The most disquieting feature of the raids by the Communications Authority of Kenya on broadcasting transmission stations is the barbaric and savage manner in which they are conducted.
Last week, they stormed transmission stations in Limuru and proceeded to yank and dismantle expensive equipment, without caring whether they were causing permanent damage to these delicate gadgets.
It is not for me to say whether Mr Francis Wangusi’s men acted legally or not.
But while it is true that no one is above the law, it is equally true that as long as the Constitution we passed in 2010 lasts, every business entity in this country is above State terrorism.
And don’t let them fool you. The impasse over digital migration is not just about NTV, Citizen, KTN and QTV broadcasting resisting migration.
When they tell you that this conflict has come about because the three big local broadcasting houses lost the digital signal distribution tender in an open and competitive process, they are deliberately pointing you in the wrong direction.
To understand this conflict, you have to look at the broader picture and examine recent activities of Star Times of China in other African countries.
Indeed, this conflict is about the tactics and games which the Chinese company is employing as it angles and positions itself to capture and control the whole digital migration process on the continent.
Star Times has been straddling the continent, cutting opaque deals with ministers of communications, telecommunication regulators and State-owned broadcasters, gobbling every deal in sight and leaving behind loud protests by incumbent broadcasters.
The deal Star Times has put on the table for the Ugandans has been mired in controversy. In Ghana, the authorities last month announced that they had cancelled the digital migration deal with Star Times.
“It is increasingly clear that Star Times and China Eximbank will not be able to support Ghana’s migration from analogue to digital terrestrial television broadcasting by the deadline,” said Ghana’s communications minister.
In Zambia, controversy dogged the award of the digital transmission deal to Star Times in September 2013, forcing authorities in Lusaka to cancel the deal.
Interestingly, the complaints against Star Times in Zambia were lodged by two Chinese companies, Huawei and ZTE. Months later, the cancellation was rescinded and the deal handed back to Star Times.

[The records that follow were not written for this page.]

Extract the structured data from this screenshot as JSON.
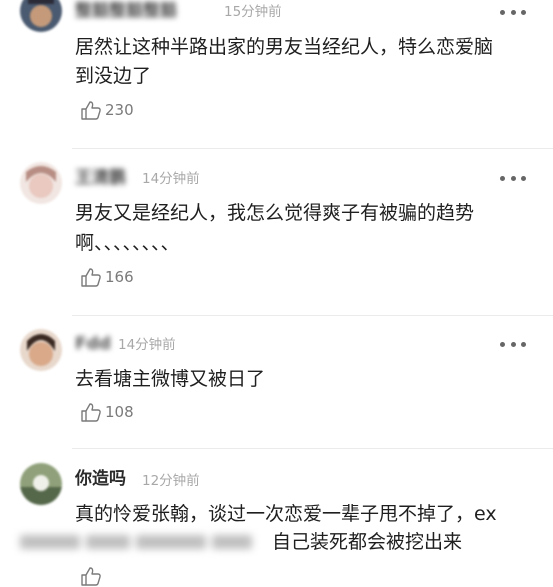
{
  "comments": [
    {
      "username": "整豁整豁整豁",
      "time": "15分钟前",
      "lines": [
        "居然让这种半路出家的男友当经纪人，特么恋爱脑",
        "到没边了"
      ],
      "likes": "230",
      "avatar_colors": [
        "#4a5a70",
        "#c49a7a"
      ]
    },
    {
      "username": "王清鹏",
      "time": "14分钟前",
      "lines": [
        "男友又是经纪人，我怎么觉得爽子有被骗的趋势",
        "啊、、、、、、、、"
      ],
      "likes": "166",
      "avatar_colors": [
        "#e9c9c0",
        "#b88e84"
      ]
    },
    {
      "username": "Fdd",
      "time": "14分钟前",
      "lines": [
        "去看塘主微博又被日了"
      ],
      "likes": "108",
      "avatar_colors": [
        "#3b2a22",
        "#d9a98a"
      ]
    },
    {
      "username": "你造吗",
      "time": "12分钟前",
      "lines": [
        "真的怜爱张翰，谈过一次恋爱一辈子甩不掉了，ex",
        "自己装死都会被挖出来"
      ],
      "likes": "",
      "avatar_colors": [
        "#55684a",
        "#8fa07a"
      ]
    }
  ],
  "colors": {
    "text": "#1f1f1f",
    "meta": "#a8a8a8",
    "icon": "#7a7a7a",
    "divider": "#ebebeb"
  },
  "icons": {
    "like": "thumbs-up-icon",
    "more": "more-dots-icon"
  }
}
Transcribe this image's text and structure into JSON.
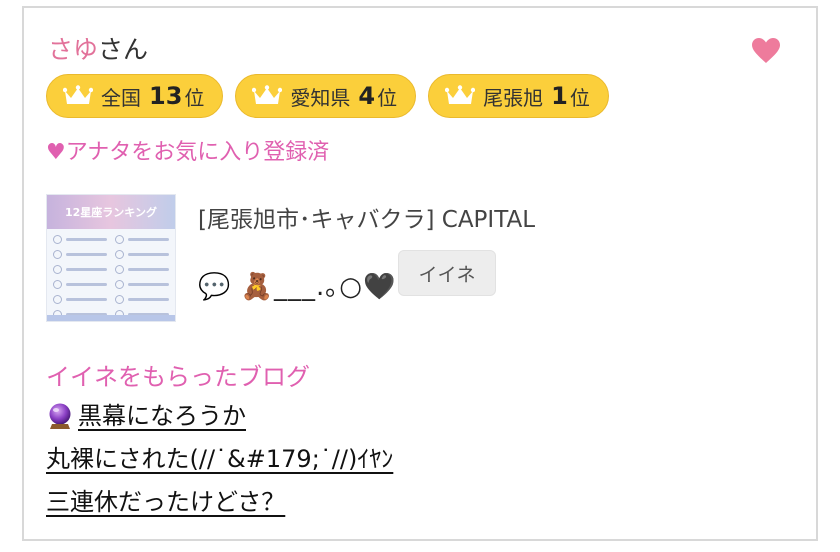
{
  "profile": {
    "name": "さゆ",
    "name_suffix": "さん",
    "favorite_icon": "heart-icon",
    "accent_color": "#e2729a"
  },
  "ranks": [
    {
      "region": "全国",
      "number": "13",
      "unit": "位",
      "icon": "crown-icon"
    },
    {
      "region": "愛知県",
      "number": "4",
      "unit": "位",
      "icon": "crown-icon"
    },
    {
      "region": "尾張旭",
      "number": "1",
      "unit": "位",
      "icon": "crown-icon"
    }
  ],
  "favorite_status": "♥アナタをお気に入り登録済",
  "post": {
    "shop": "[尾張旭市･キャバクラ]  CAPITAL",
    "status": "💬 🧸___.｡○🖤",
    "iine_label": "イイネ",
    "thumbnail_title": "12星座ランキング"
  },
  "blog": {
    "heading": "イイネをもらったブログ",
    "links": [
      {
        "icon": "crystal-ball-icon",
        "title": "黒幕になろうか"
      },
      {
        "title": "丸裸にされた(//˙&#179;˙//)ｲﾔﾝ"
      },
      {
        "title": "三連休だったけどさ？"
      }
    ]
  },
  "colors": {
    "pink": "#e060b0",
    "badge_gold": "#fbcf3b",
    "button_gray": "#ededed"
  }
}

In Mozambique, the shenanigans around Star Times and the digital migration process have been sensational. There were claims in the media that the partners of Star Times, an entity by the name Focus 21, was owned by the president’s daughter, one Valentine Guebuza.
ART OF CUTTING DEALS
Star Times has basically managed to dominate the digital migration space in Africa, driving the process in Malawi, Zambia, Kenya, Nigeria, Ghana, Rwanda, Tanzania, Uganda and many more.
What is my point? It is that the controversies surrounding Star Times and the whole process of digital migration on the continent are primarily about how the Chinese company has perfected the art of cutting deals with communications ministers, telecommunications regulators and powerful political brokers in Africa.

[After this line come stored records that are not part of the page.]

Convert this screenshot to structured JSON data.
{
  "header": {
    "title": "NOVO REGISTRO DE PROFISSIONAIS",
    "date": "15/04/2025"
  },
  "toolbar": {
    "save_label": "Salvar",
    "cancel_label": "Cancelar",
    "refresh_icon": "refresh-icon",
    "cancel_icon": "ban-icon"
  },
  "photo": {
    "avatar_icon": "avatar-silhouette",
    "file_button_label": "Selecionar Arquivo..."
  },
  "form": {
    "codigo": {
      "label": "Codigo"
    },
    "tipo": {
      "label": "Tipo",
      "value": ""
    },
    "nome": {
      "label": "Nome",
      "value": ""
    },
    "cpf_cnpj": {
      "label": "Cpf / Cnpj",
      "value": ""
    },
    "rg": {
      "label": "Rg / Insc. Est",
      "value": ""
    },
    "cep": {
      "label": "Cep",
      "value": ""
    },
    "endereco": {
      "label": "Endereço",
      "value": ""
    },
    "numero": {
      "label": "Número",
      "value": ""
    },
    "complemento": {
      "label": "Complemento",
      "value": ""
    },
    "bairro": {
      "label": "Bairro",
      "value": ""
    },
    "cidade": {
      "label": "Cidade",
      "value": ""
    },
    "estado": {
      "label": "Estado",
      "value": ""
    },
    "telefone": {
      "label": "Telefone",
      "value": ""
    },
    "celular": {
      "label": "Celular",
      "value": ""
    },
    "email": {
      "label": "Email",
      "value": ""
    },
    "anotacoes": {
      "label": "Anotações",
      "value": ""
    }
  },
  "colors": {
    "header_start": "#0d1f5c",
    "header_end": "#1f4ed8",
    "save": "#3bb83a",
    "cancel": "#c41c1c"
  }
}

Today, when as a local player, your interests clash with the interests of Chinese capital in the digital migration space, you will unwittingly find yourself pitted against an impregnable nexus of influential power brokers.
Make no mistake. I don’t suffer Sinophobia. But where is national interest in allowing the Chinese to control broadcasting in Africa?
Mark you, many countries in the West, including the United States, still have laws which impose foreign ownership restrictions in the broadcasting industry.
In this country, do we ever consider strategic interests when dealing with foreigners?
A few years ago, the Americans barred the Chinese ICT conglomerate, Huawei, from bidding for government contracts.
I liked the way a senior American security official, Mr Michael Chertoff defended the action against Huawei. He said: “If you allow a foreign company to build for you the network on which all data flows, the company will be in a perfect position to populate it with backdoors and vulnerabilities that only the foreign company knows about. And, each time the foreign company upgrades it, that will be an opportunity to install new spyware” .
For once, let’s think about national interest.